Unfashionable always, awkward looking yes, untanned and unwaxed, probably but highly effective? most of their opposition would nod straight away. Indeed Michael Carrick and Darren Fletcher, two players that have accumulated four major honours (apologies to Carling) in the past four years, have been undermined to the point where they have become void of any form of significant praise, both as individuals and as a partnership.
But over recent months, given how the departure of Ronaldo was meant to send United into perennial decline, and their midfield legends Giggs and Scholes now old enough to be on AC Milan's radar, these two rather reclusive characters appear to have come out of their less than cosy shells (message boards have demanded their blood in previous years).
In truth, Rooney's goals alone and the exploits of their marauding full back Evra, would not be enough to see United sitting in a position where both European and domestic glories are a possibility and given United's habit of picking up towards the end of a season, maybe even a probability domestically.

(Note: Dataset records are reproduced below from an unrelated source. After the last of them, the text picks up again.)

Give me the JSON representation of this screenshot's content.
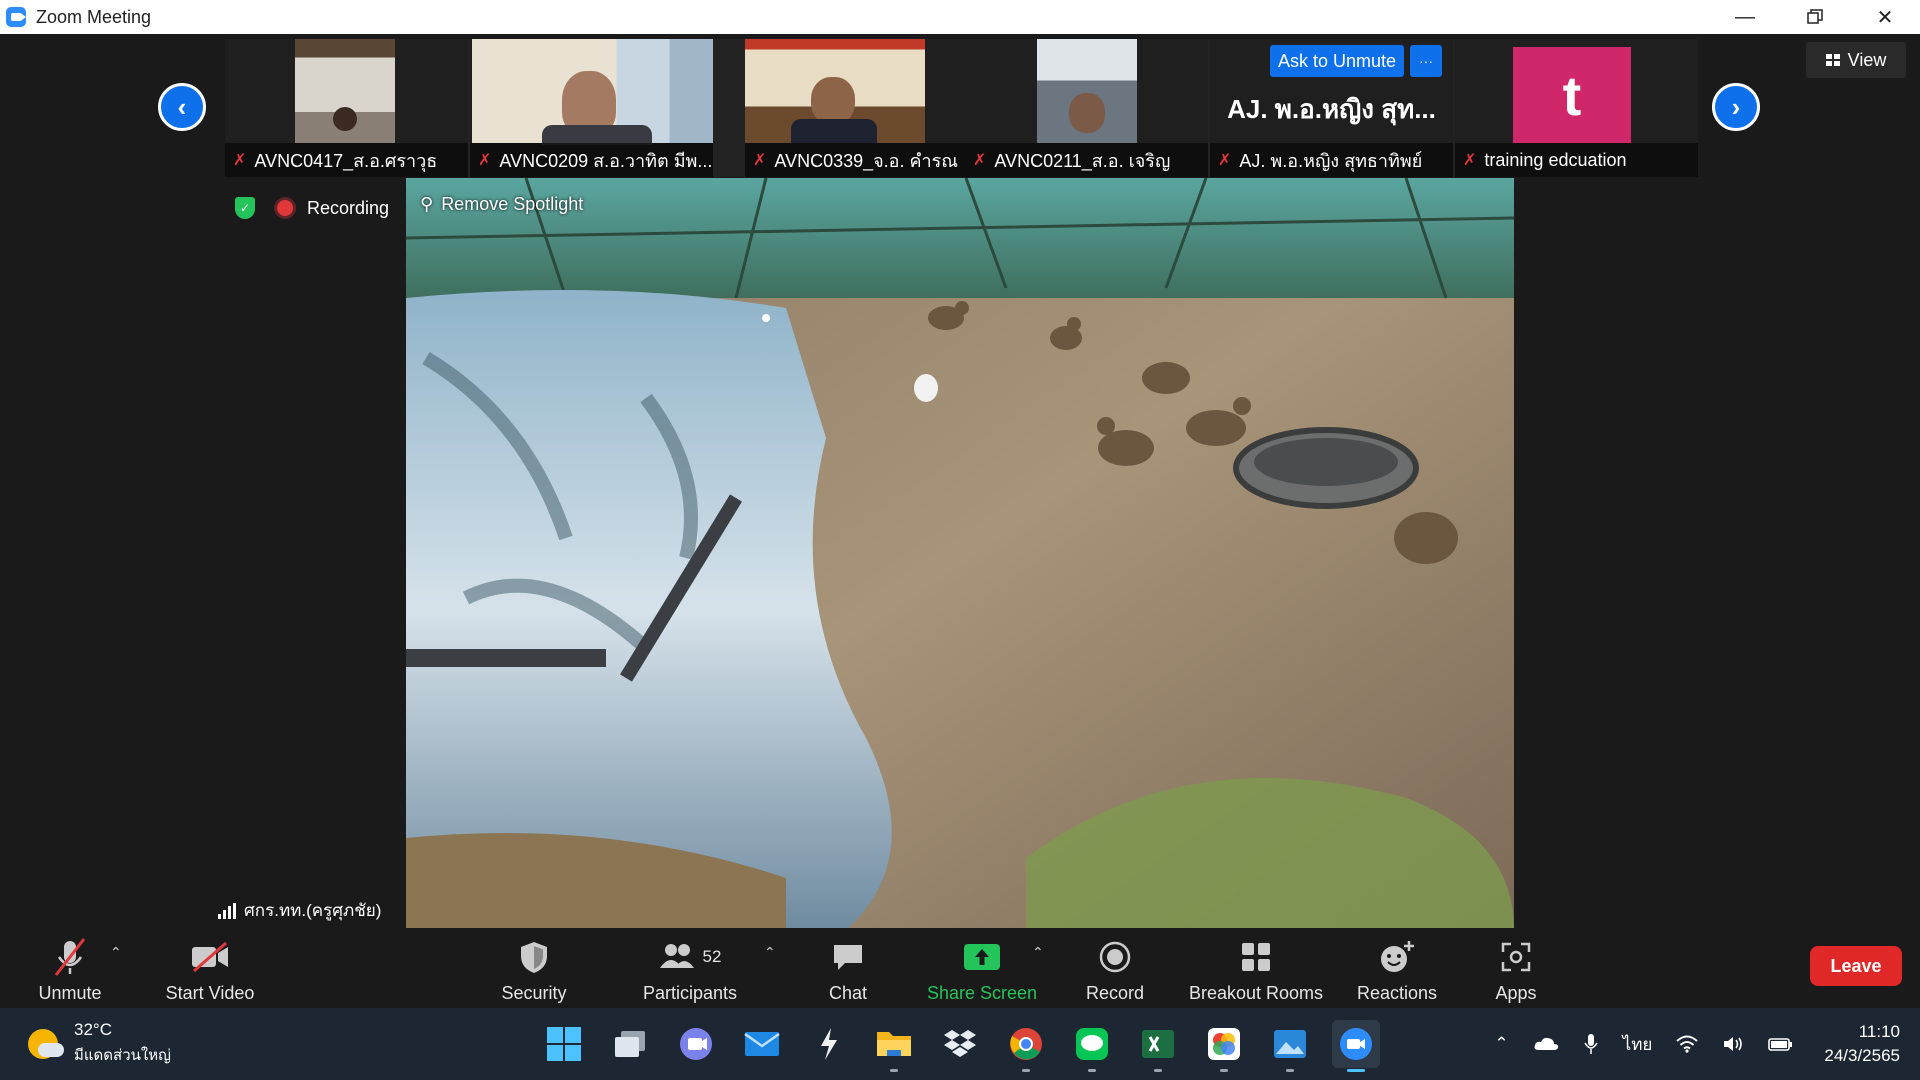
{
  "window": {
    "title": "Zoom Meeting"
  },
  "gallery": {
    "participants": [
      {
        "name": "AVNC0417_ส.อ.ศราวุธ"
      },
      {
        "name": "AVNC0209 ส.อ.วาทิต มีพ..."
      },
      {
        "name": "AVNC0339_จ.อ. คำรณ"
      },
      {
        "name": "AVNC0211_ส.อ. เจริญ"
      },
      {
        "name": "AJ. พ.อ.หญิง สุทธาทิพย์",
        "big_label": "AJ. พ.อ.หญิง สุท...",
        "action": "Ask to Unmute",
        "more": "···"
      },
      {
        "name": "training edcuation",
        "initial": "t"
      }
    ],
    "view_label": "View"
  },
  "status": {
    "recording_label": "Recording"
  },
  "main_video": {
    "spotlight_label": "Remove Spotlight",
    "speaker_name": "ศกร.ทท.(ครูศุภชัย)"
  },
  "toolbar": {
    "unmute": "Unmute",
    "start_video": "Start Video",
    "security": "Security",
    "participants": "Participants",
    "participants_count": "52",
    "chat": "Chat",
    "share_screen": "Share Screen",
    "record": "Record",
    "breakout_rooms": "Breakout Rooms",
    "reactions": "Reactions",
    "apps": "Apps",
    "leave": "Leave"
  },
  "taskbar": {
    "weather_temp": "32°C",
    "weather_desc": "มีแดดส่วนใหญ่",
    "language": "ไทย",
    "time": "11:10",
    "date": "24/3/2565"
  },
  "colors": {
    "accent": "#0e71eb",
    "leave": "#e02828",
    "share": "#23c45a",
    "avatar": "#d0276a"
  }
}
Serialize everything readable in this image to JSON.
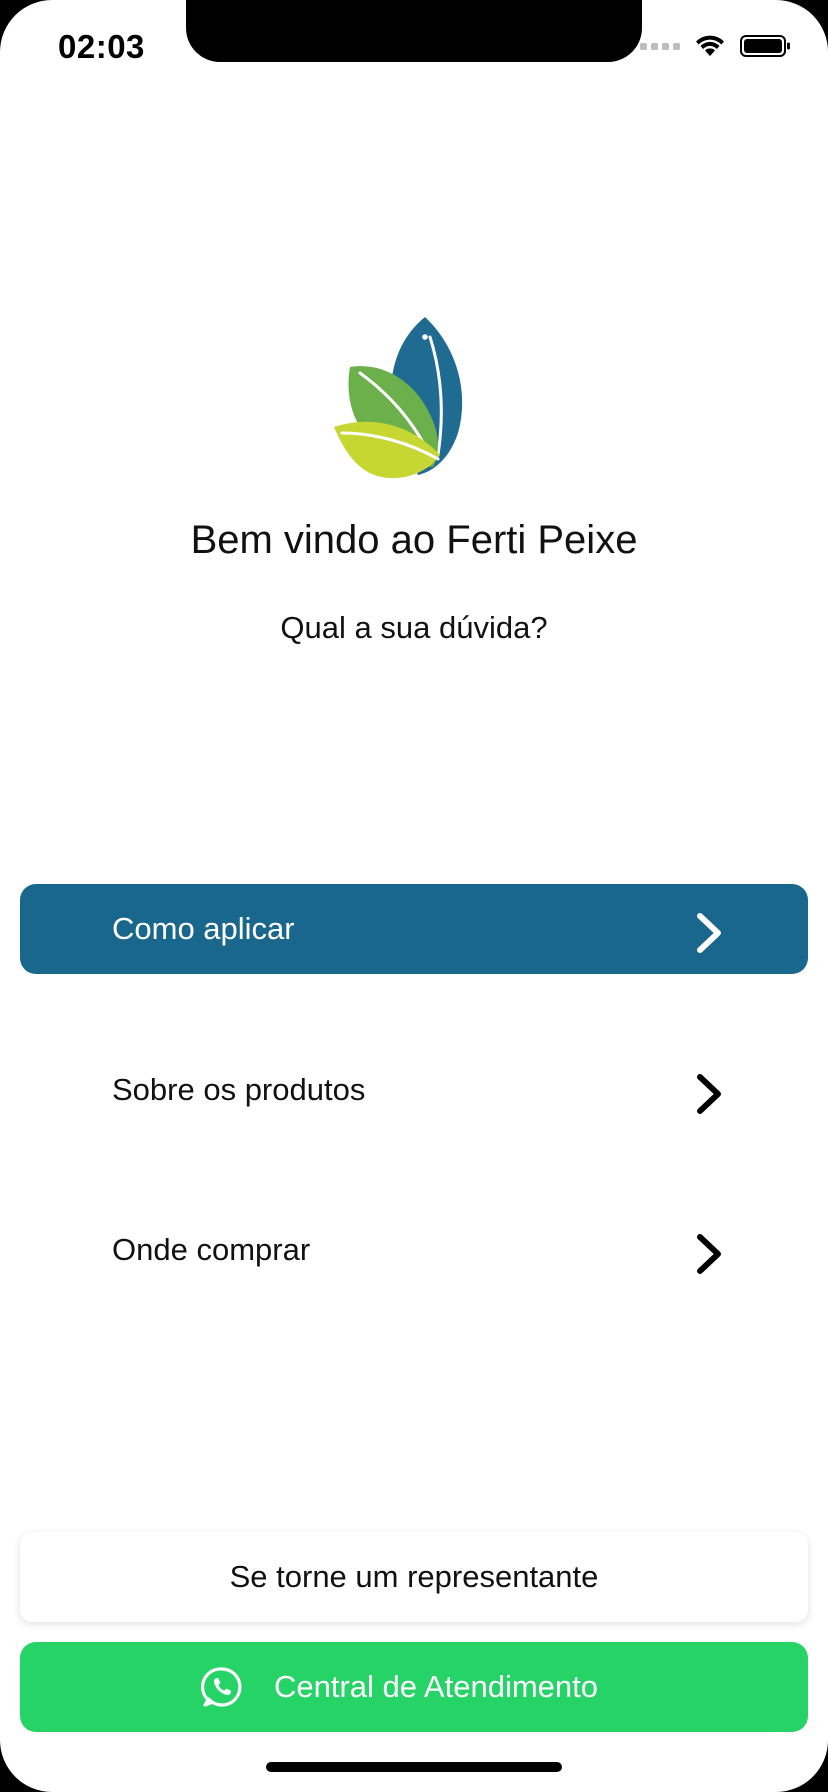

Behind United's star players, of which there are two fewer since the summer, lie two quite traditional midfielders, both with quintessential British attributes, fitness, work ethic and a solid technique, which over the years has now come to be honed with an added steel and sure enough, flair.
Fletcher's ability, yes ability to break up play, and then apply a well placed pass following a surge from defence to midfield, has provided United with a directness reminiscent to the team of 99. Furthermore, as a failed play-maker of sorts, he has maintained a a good sense of distribution and still has a killer pass in his locker.
If Fletcher is the breaker, then Carrick is perhaps the maker in this midfield tandem. Laid back, seemingly unfussed at times, it appears that Carrick may well take a similar approach to life as the Dalai Lama, or maybe a better comparison, Dimitar Berbatov. However, the stats show that he covers just as much ground as United's more obvious grafters. Granted he does not appear as involved as his midfield compatriots, but in the absence of Scholes, is there a better all round passer in England?
They may not have the look of world beaters, and in their styles and appearance it is certainly a case of function over form. But once you look beyond Xavi and Iniesta, the next most consistent, productive and cohesive midfield pairing in Europe may well be, dare i say it...United's current standing in England and on the Continent appears to make it a worthy claim.
(Special mention to Alex Ferguson, who has proved in the past that worthy partnerships can be formed under the right circumstance. United managed to finish second in the 2005-2006 campaign playing the latter half of the season with a central duo of Ryan Giggs and John O'Shea.)